Byron Walston built and sold a financial practice because as a solo practitioner regulations were taking too much of his time. Byron talks about what keeps him and other business owners up at night and the solution he discovered. You’ve been in business development for much of your career. What reasons attracted you to work with Employer Flexible?
2 reasons – the company and the industry. Industry is growing and young. The open-minded culture at the company and having flexible right in the Employer Flexible company name.
Why you shouldn’t use initials and no jargon when you’re in a sales or any kind of communication. Byron explains this and what to do instead. He also of course shares what the initials PEO (professional employer organization) stands for and why it’s such an important factor for small business owners in today’s economic environment.
Byron talks about the standard model that was pioneered a couple of decades ago by the first companies in the PEO industry. He talks about what Employer Flexible is doing differently and why the human resources piece is such a huge part of their solution.
Byron talks about the problem small business owners have not being experts at attracting talent. They’re also usually not skilled at keeping talent.
Employer Flexible offers clients a talent market analysis to show the client company what they should be paying in their region or state for top talent depending on the role.
And part of the custom solution Employer Flexible offers is simply as an adviser in the human resources recruiting and interviewing process. Or they can take the reigns and conduct interviews and run the process for their small business clients.
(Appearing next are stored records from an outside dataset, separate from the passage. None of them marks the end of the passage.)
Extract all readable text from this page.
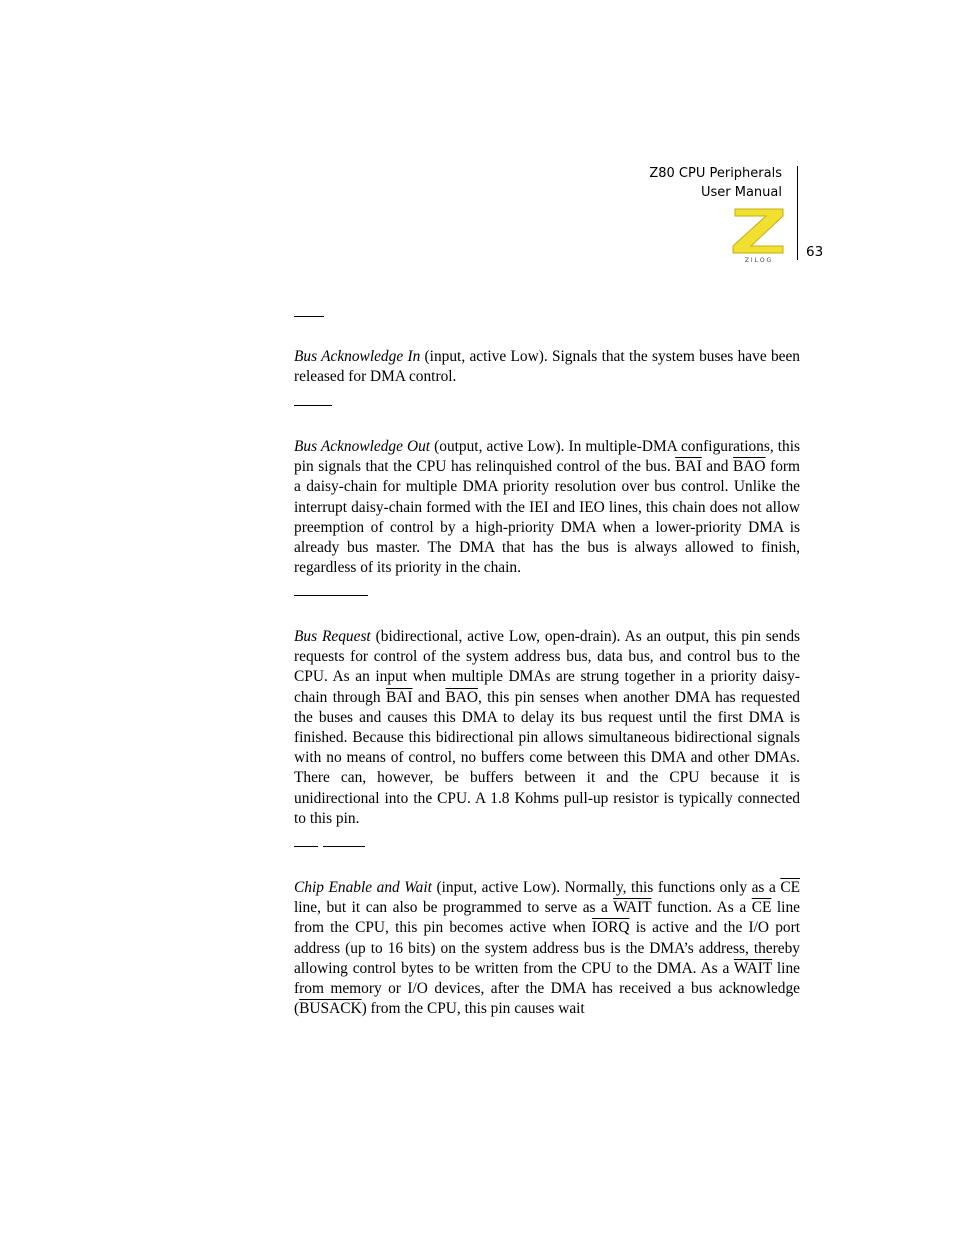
Z80 CPU Peripherals
User Manual
Z I L O G
63

Bus Acknowledge In (input, active Low). Signals that the system buses have been released for DMA control.

Bus Acknowledge Out (output, active Low). In multiple-DMA configurations, this pin signals that the CPU has relinquished control of the bus. $\overline{BAI}$ and $\overline{BAO}$ form a daisy-chain for multiple DMA priority resolution over bus control. Unlike the interrupt daisy-chain formed with the IEI and IEO lines, this chain does not allow preemption of control by a high-priority DMA when a lower-priority DMA is already bus master. The DMA that has the bus is always allowed to finish, regardless of its priority in the chain.

Bus Request (bidirectional, active Low, open-drain). As an output, this pin sends requests for control of the system address bus, data bus, and control bus to the CPU. As an input when multiple DMAs are strung together in a priority daisy-chain through $\overline{BAI}$ and $\overline{BAO}$, this pin senses when another DMA has requested the buses and causes this DMA to delay its bus request until the first DMA is finished. Because this bidirectional pin allows simultaneous bidirectional signals with no means of control, no buffers come between this DMA and other DMAs. There can, however, be buffers between it and the CPU because it is unidirectional into the CPU. A 1.8 Kohms pull-up resistor is typically connected to this pin.

Chip Enable and Wait (input, active Low). Normally, this functions only as a $\overline{CE}$ line, but it can also be programmed to serve as a WAIT function. As a $\overline{CE}$ line from the CPU, this pin becomes active when IORQ is active and the I/O port address (up to 16 bits) on the system address bus is the DMA’s address, thereby allowing control bytes to be written from the CPU to the DMA. As a WAIT line from memory or I/O devices, after the DMA has received a bus acknowledge (BUSACK) from the CPU, this pin causes wait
And finally the other problem of high costs of employee benefits versus what Employer Flexible brings to the table to drop those costs dramatically. Tell me about your visual demo – Your sheet of paper, horizontal line at the top, vertical line down the middle and what you take a biz owner through so he comprehends the benefit of a PEO.
Byron describes the horizontal line and vertical line he has business owners draw down a piece of paper and the four categories most business owners don’t like doing. He shows the solution that gives the business owner time back and the liability Employer Flexible takes away.
The four categories are:
- Human resources,
- Employee safety and Worker’s Compensation (the Costco “buying power” model),
- Benefits and health insurance plans (again offering small businesses the kind of buying power and low cost health insurance plans the big corporations get),
- Payroll automation (a personalized payroll team + technology, key performance reports).
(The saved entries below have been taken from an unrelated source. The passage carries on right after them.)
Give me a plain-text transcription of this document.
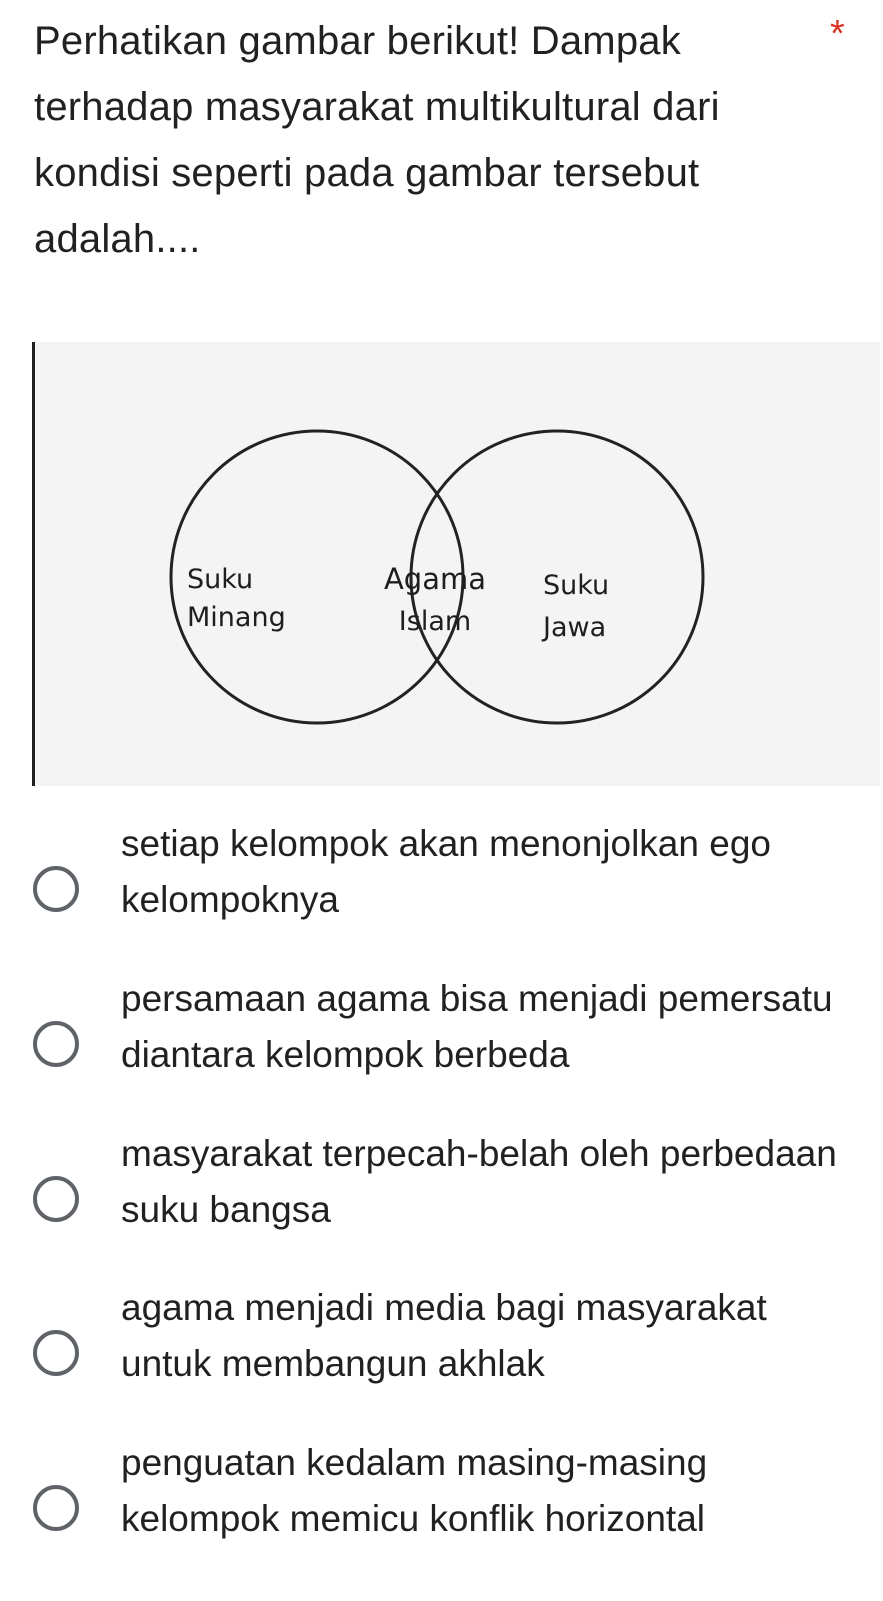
Perhatikan gambar berikut! Dampak terhadap masyarakat multikultural dari kondisi seperti pada gambar tersebut adalah....

*
Suku
Minang
Agama
Islam
Suku
Jawa
setiap kelompok akan menonjolkan ego kelompoknya
persamaan agama bisa menjadi pemersatu diantara kelompok berbeda
masyarakat terpecah-belah oleh perbedaan suku bangsa
agama menjadi media bagi masyarakat untuk membangun akhlak
penguatan kedalam masing-masing kelompok memicu konflik horizontal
It is getting worse and Byron explains why. He talks about the various levels and stages a business owner goes through from a one-person operation to hiring their first employee, and then next critical levels where the pain of having employees really kicks in. Then of course he shares how professional employer organizations including Employer Flexible handle these problems for their client companies.
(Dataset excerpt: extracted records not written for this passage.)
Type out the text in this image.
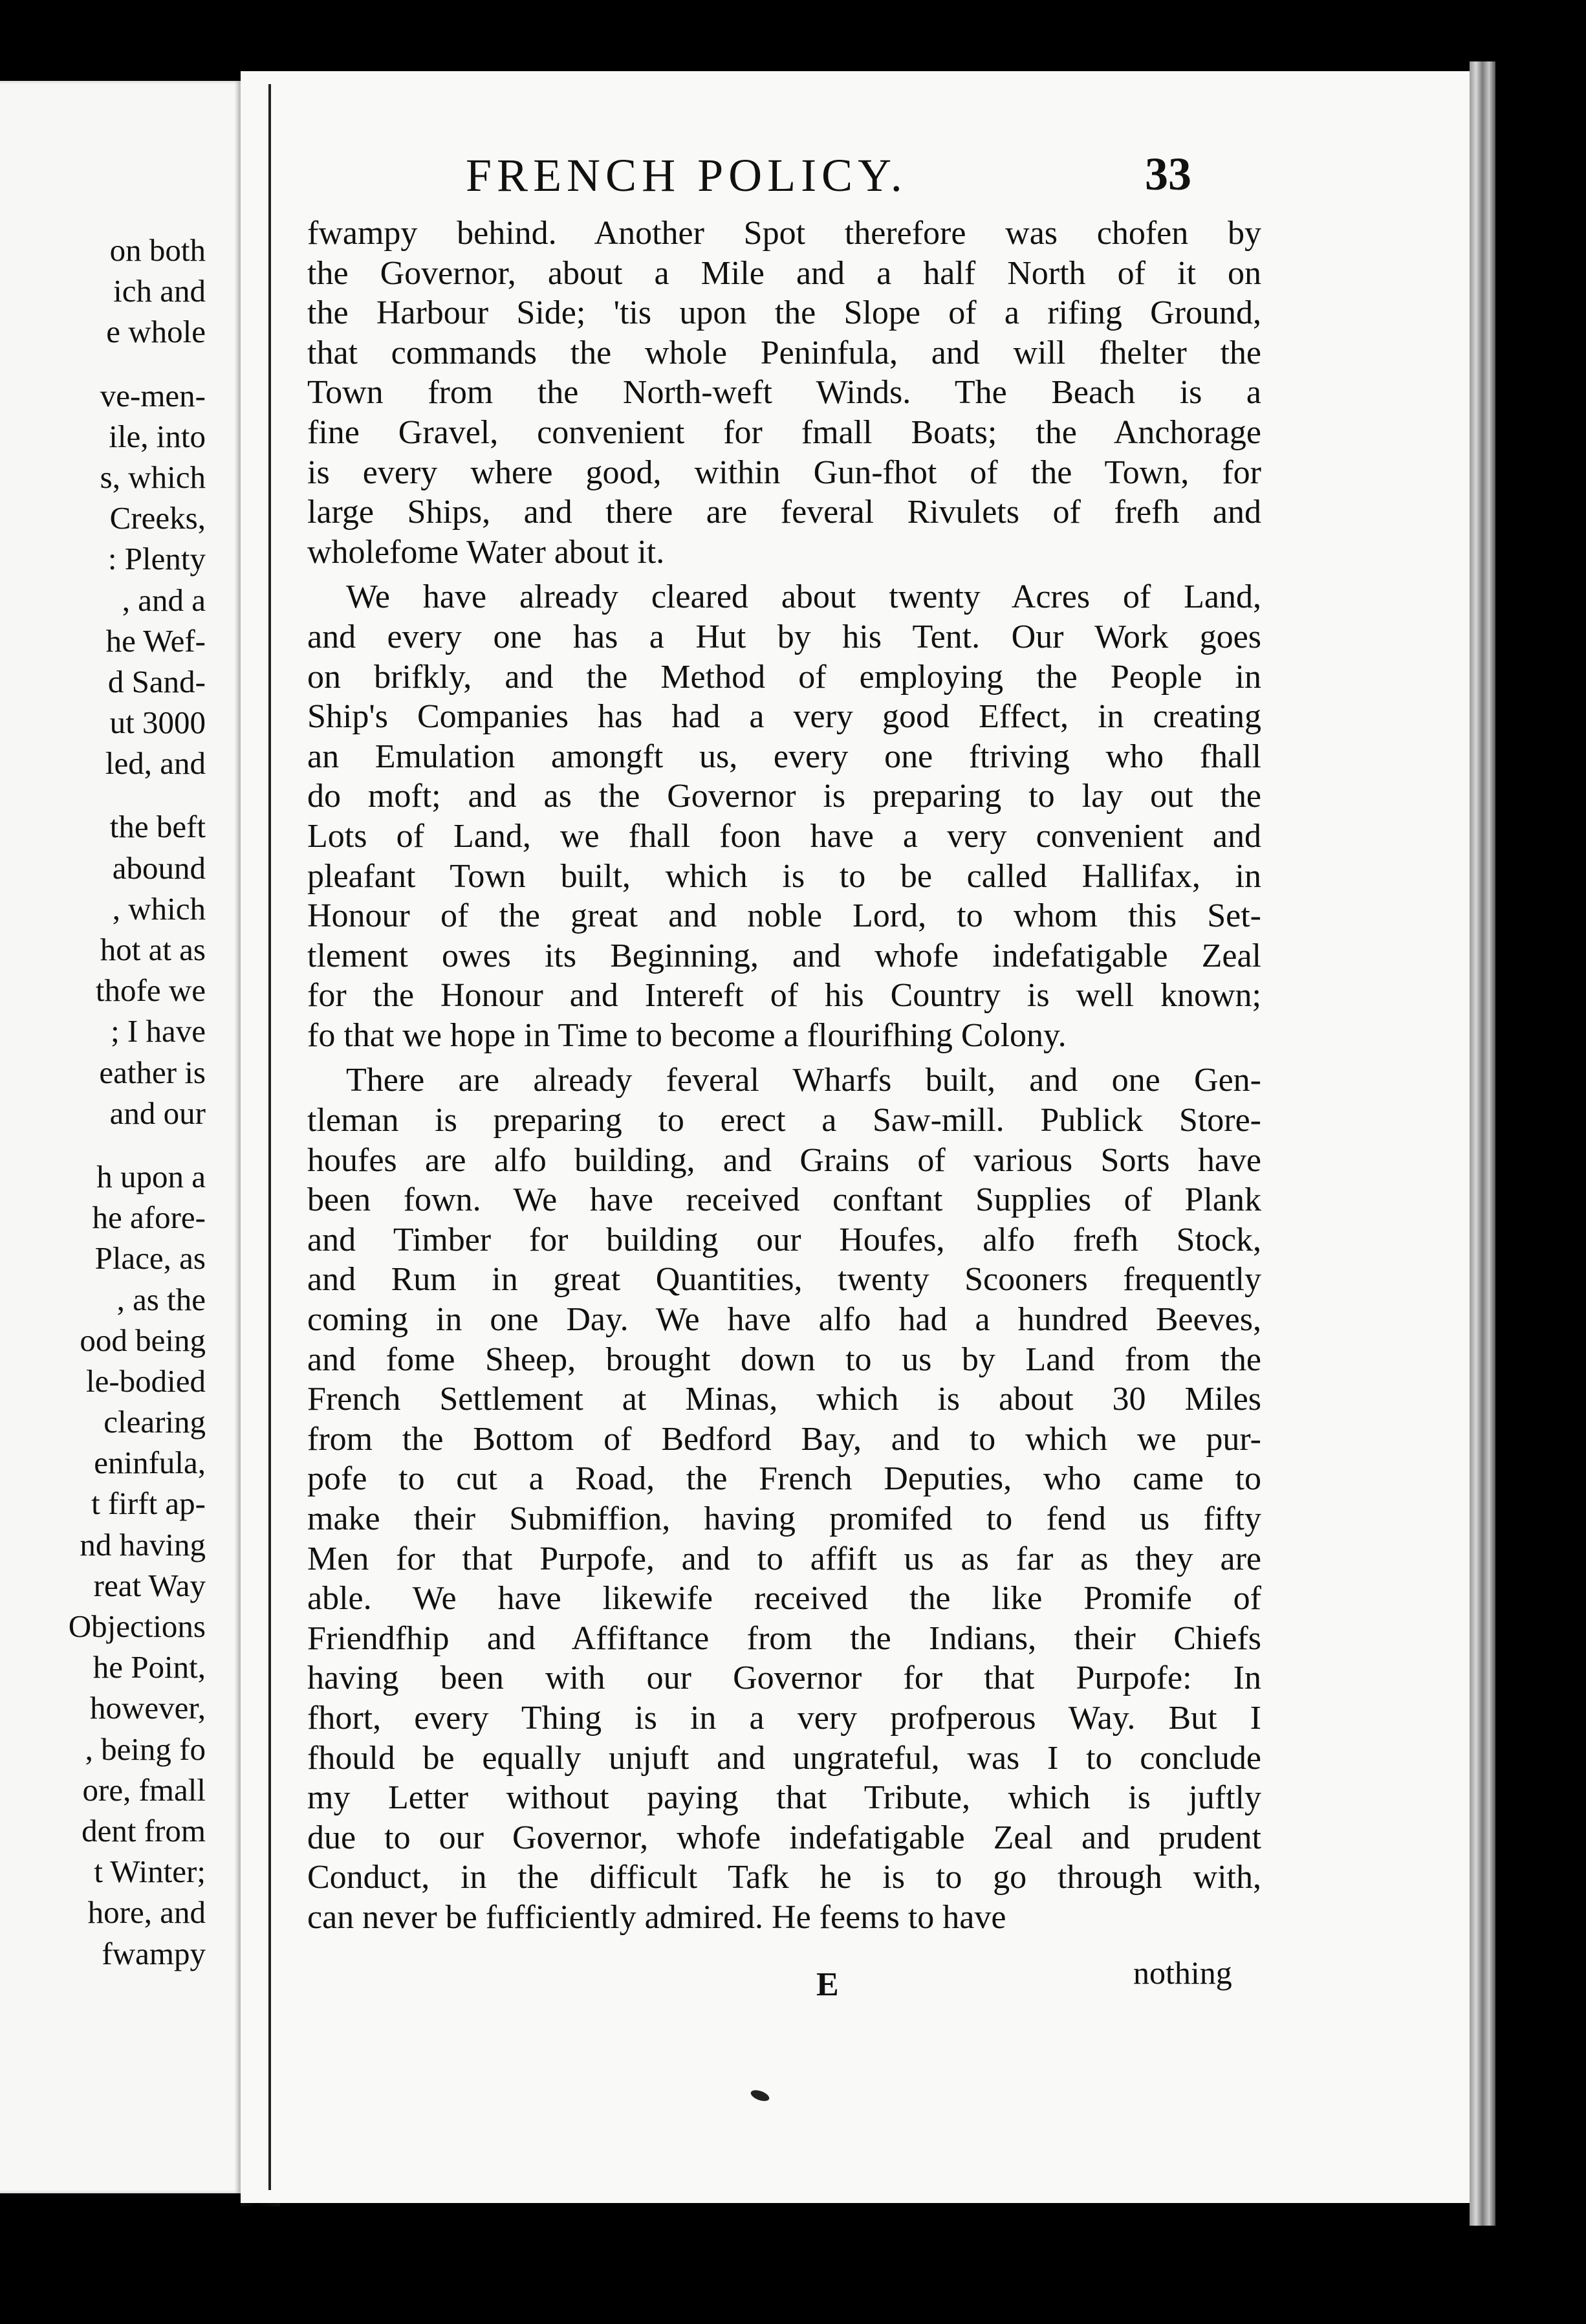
on both
ich and
e whole
ve-men-
ile, into
s, which
Creeks,
: Plenty
, and a
he Wef-
d Sand-
ut 3000
led, and
the beft
abound
, which
hot at as
thofe we
; I have
eather is
and our
h upon a
he afore-
Place, as
, as the
ood being
le-bodied
clearing
eninfula,
t firft ap-
nd having
reat Way
Objections
he Point,
however,
, being fo
ore, fmall
dent from
t Winter;
hore, and
fwampy
FRENCH POLICY.	33
fwampy behind. Another Spot therefore was chofen by
the Governor, about a Mile and a half North of it on
the Harbour Side; 'tis upon the Slope of a rifing Ground,
that commands the whole Peninfula, and will fhelter the
Town from the North-weft Winds. The Beach is a
fine Gravel, convenient for fmall Boats; the Anchorage
is every where good, within Gun-fhot of the Town, for
large Ships, and there are feveral Rivulets of frefh and
wholefome Water about it.
We have already cleared about twenty Acres of Land,
and every one has a Hut by his Tent. Our Work goes
on brifkly, and the Method of employing the People in
Ship's Companies has had a very good Effect, in creating
an Emulation amongft us, every one ftriving who fhall
do moft; and as the Governor is preparing to lay out the
Lots of Land, we fhall foon have a very convenient and
pleafant Town built, which is to be called Hallifax, in
Honour of the great and noble Lord, to whom this Set-
tlement owes its Beginning, and whofe indefatigable Zeal
for the Honour and Intereft of his Country is well known;
fo that we hope in Time to become a flourifhing Colony.
There are already feveral Wharfs built, and one Gen-
tleman is preparing to erect a Saw-mill. Publick Store-
houfes are alfo building, and Grains of various Sorts have
been fown. We have received conftant Supplies of Plank
and Timber for building our Houfes, alfo frefh Stock,
and Rum in great Quantities, twenty Scooners frequently
coming in one Day. We have alfo had a hundred Beeves,
and fome Sheep, brought down to us by Land from the
French Settlement at Minas, which is about 30 Miles
from the Bottom of Bedford Bay, and to which we pur-
pofe to cut a Road, the French Deputies, who came to
make their Submiffion, having promifed to fend us fifty
Men for that Purpofe, and to affift us as far as they are
able. We have likewife received the like Promife of
Friendfhip and Affiftance from the Indians, their Chiefs
having been with our Governor for that Purpofe: In
fhort, every Thing is in a very profperous Way. But I
fhould be equally unjuft and ungrateful, was I to conclude
my Letter without paying that Tribute, which is juftly
due to our Governor, whofe indefatigable Zeal and prudent
Conduct, in the difficult Tafk he is to go through with,
can never be fufficiently admired. He feems to have
E	nothing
Byron mentions at what number of employees 25% or more of a business owners time is eaten and wasted on employee issues instead of core business activities like training, coaching and growing profits. What systems and processes should they set up now, before they increase their workforce by 20% or 100% or more to head off potential problems of those businesses you see who don’t have those essential systems and processes?
Byron reveals the #1 most important thing a small business owner must do if they want to have the highest growth, best success possible.
The other factor Byron talks about is to value your time more than the money because as he’s grown in his career and experience, he’s realized that’s more important and you can’t get time back. What are 2 or 3 common factors you see in companies whose seem to grow in a fairly smooth fashion versus companies who take 1 step forward and 2 steps back?
The Advantage book. Two areas that distinguish businesses who go out of business or don’t thrive as much as they could versus companies who reach their full potential. Byron shares what those two areas are.
Where do company culture and company politics rank on the priority scale? Listen to find out. Do you see the PEO industry growing?
Listen to hear why Byron answers the way he does.
Byron Walston sees automation in a critical piece of the professional employer organization industry, transparency in data flow to employer and employee on all devices, and the other piece.